The transformation matrix necessary to render a scene graph element in the proper location is the composition of transformations along the edge path to the graph node. Typically, only the leaf nodes will be described using primitives. Scene graphs greatly simplify the representation of complex environments.

2.3 Representation for Occlusion

The billboard example describes the representation of a graphical object that will be rendered as a virtual element in an augmented image. It is also common that models will be used to describe elements of the real image that may occlude virtual elements. As an example, a virtual insect may fly behind objects in a room. An occlusion model is a graphical model of the real environment that facilitates occlusion of virtual objects.

When the virtual object is rendered, the occlusion model is also rendered. However, the occlusion model is not subject to lighting or surface characteristics, but instead is rendered in such a way as to ensure transparency in the composition process. The most basic solution is to render the occlusion model with a transparent alpha value when generating an alpha map, an image indicating transparent and opaque regions of the result. Alpha maps are described in Section 4. Other examples include the use of a fixed background color, such as blue, that is easily segmented and replaced.

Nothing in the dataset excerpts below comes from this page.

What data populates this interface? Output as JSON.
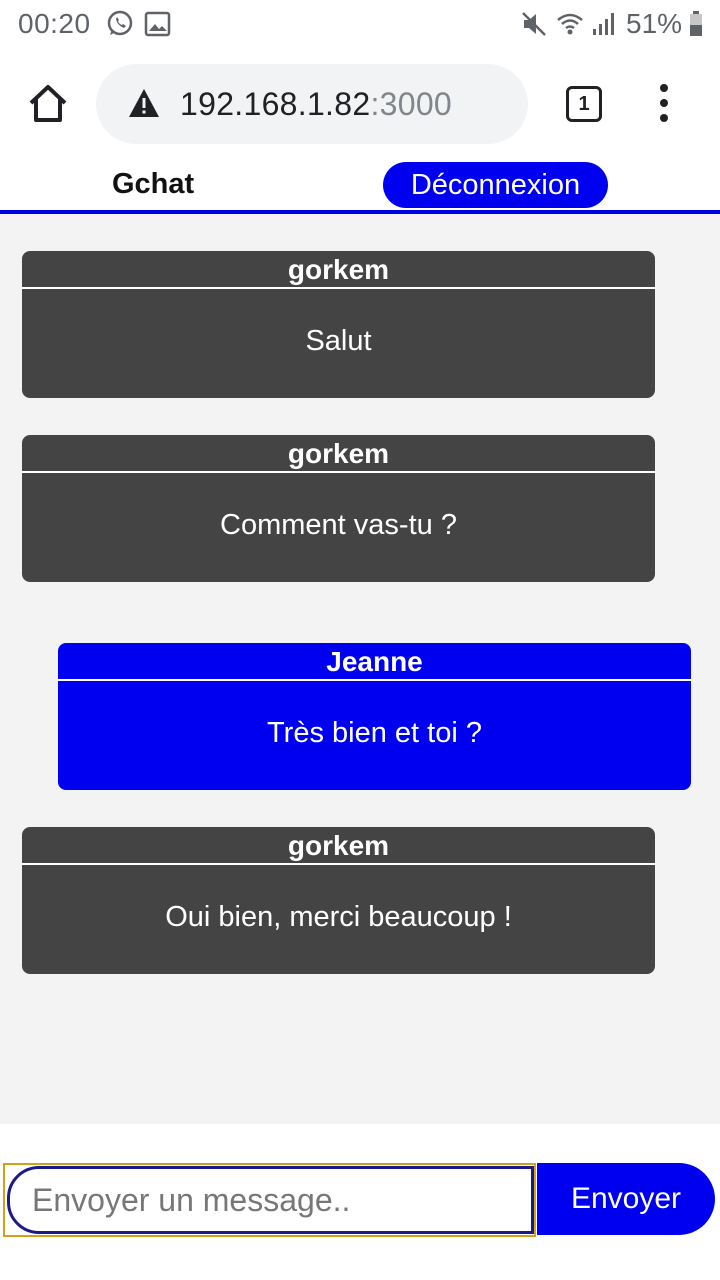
{
  "status_bar": {
    "time": "00:20",
    "battery": "51%",
    "icons": [
      "whatsapp-icon",
      "gallery-icon",
      "mute-icon",
      "wifi-icon",
      "signal-icon",
      "battery-icon"
    ]
  },
  "browser": {
    "url_host": "192.168.1.82",
    "url_port": ":3000",
    "tab_count": "1"
  },
  "app": {
    "title": "Gchat",
    "logout_label": "Déconnexion",
    "accent_color": "#0000f0"
  },
  "messages": [
    {
      "author": "gorkem",
      "text": "Salut",
      "mine": false
    },
    {
      "author": "gorkem",
      "text": "Comment vas-tu ?",
      "mine": false
    },
    {
      "author": "Jeanne",
      "text": "Très bien et toi ?",
      "mine": true
    },
    {
      "author": "gorkem",
      "text": "Oui bien, merci beaucoup !",
      "mine": false
    }
  ],
  "composer": {
    "placeholder": "Envoyer un message..",
    "value": "",
    "send_label": "Envoyer"
  }
}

2.4 Scene-Dependent Modeling

There are often more considerations that must be taken into account than just geometrical and visual properties. Augmented imagery differs from simple image composition in that the augmented elements have geometric consistency with the real image, which makes the resulting combination look "real" rather than artificial. It is often required that the augmented imagery system analyze the original images to acquire information required for modeling, particularly when the patches will "replace" some parts in the background. Scene-dependent modeling, or image-based modeling, attempts to build three-dimensional models based on visual cues represented in two-dimensional images or image sequences. This process can be very complex, requiring computer vision methods to reconstruct underlying image content.